Again, while not entirely clear, to the extent Plaintiff complains of any wrongdoing related to a criminal proceeding in Onondaga County Court, Judge Fahey would be entitled to absolute judicial immunity. Moreover, the statute of limitations for claims brought pursuant to Section 1983 is three years; thus, any claims arising out of events that occurred in Onondaga County Court in 2011 are likely time-barred.
Considering the foregoing, the Court recommends dismissing the complaint pursuant to Section 1915(e) and Section 1915A. In this case, it is not clear whether better pleading would permit Plaintiff to cure the deficiencies identified above. Nevertheless, out of deference to Plaintiff's pro se status, the Court also recommends that Plaintiff be granted leave to file an amended complaint.
Specifically, any amended complaint must comply with Rules 8 and 10 of the Federal Rules. Any such amended complaint must clearly set forth facts that give rise to the claims, including the dates, times, and places of the alleged underlying acts, and each individual who committed each alleged wrongful act. In addition, the revised pleading should allege facts demonstrating the specific involvement of any of the named defendants in the constitutional deprivations alleged in sufficient detail to establish that they were tangibly connected to those deprivations. See Bass v. Jackson, 790 F.2d 260, 263 (2d Cir. 1986). Any such amended complaint will replace the existing complaint and must be a wholly integrated and complete pleading that does not rely upon or incorporate by reference any pleading or document previously filed with the Court. See Shields v. City Trust Bancorp, Inc., 25 F.3d 1124, 1128 (2d Cir. 1994) (“It is well established that an amended complaint ordinarily supersedes the original and renders it of no legal effect.”).
ACCORDINGLY, it is hereby
ORDERED that Plaintiff's IFP Application (Dkt. No. 2) is GRANTED solely for purposes of initial review; and it is further
RECOMMENDED that Plaintiffs complaint (Dkt. No. 1) be DISMISSED WITH LEAVE TO AMEND pursuant to 28 U.S.C. § 1915; and it is further
ORDERED that the Clerk provide Plaintiff with a copy of this Order and Report-Recommendation, along with copies of the unpublished decisions cited herein in accordance with Lebron v. Sanders, 557 F.3d 76 (2d Cir. 2009) (per curiam).

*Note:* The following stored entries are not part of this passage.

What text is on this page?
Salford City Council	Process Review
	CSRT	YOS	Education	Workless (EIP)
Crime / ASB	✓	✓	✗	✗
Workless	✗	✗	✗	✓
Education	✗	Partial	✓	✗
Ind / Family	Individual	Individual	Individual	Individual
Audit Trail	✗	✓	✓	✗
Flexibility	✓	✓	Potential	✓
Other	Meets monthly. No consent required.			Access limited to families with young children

Pursuant to 28 U.S.C. § 636(b)(1), the parties have fourteen days within which to file written objections to the foregoing report. Such objections shall be filed with the Clerk of the Court. FAILURE TO OBJECT TO THIS REPORT WITHIN FOURTEEN DAYS WILL PRECLUDE APPELLATE REVIEW. Roldan v. Racette, 984 F.2d 85 (2d Cir. 1993) (citing Small v. Sec 'y of Health and Human Servs., 892 F.2d 15 (2d Cir. 1989)); 28 U.S.C. § 636(b)(1) (Supp. 2013); Fed.R.Civ.P. 72, 6(a).
If you are proceeding pro se and are served with this Order and Report-Recommendation by mail, three additional days will be added to the fourteen-day period, meaning that you have seventeen days from the date the Order and Report-Recommendation was mailed to you to serve and file objections. Fed.R.Civ.P. 6(d). If the last day of that prescribed period falls on a Saturday, Sunday, or legal holiday, then the deadline is extended until the end of the next day that is not a Saturday, Sunday, or legal holiday. Fed. R. Civ. 6(a)(1)(C).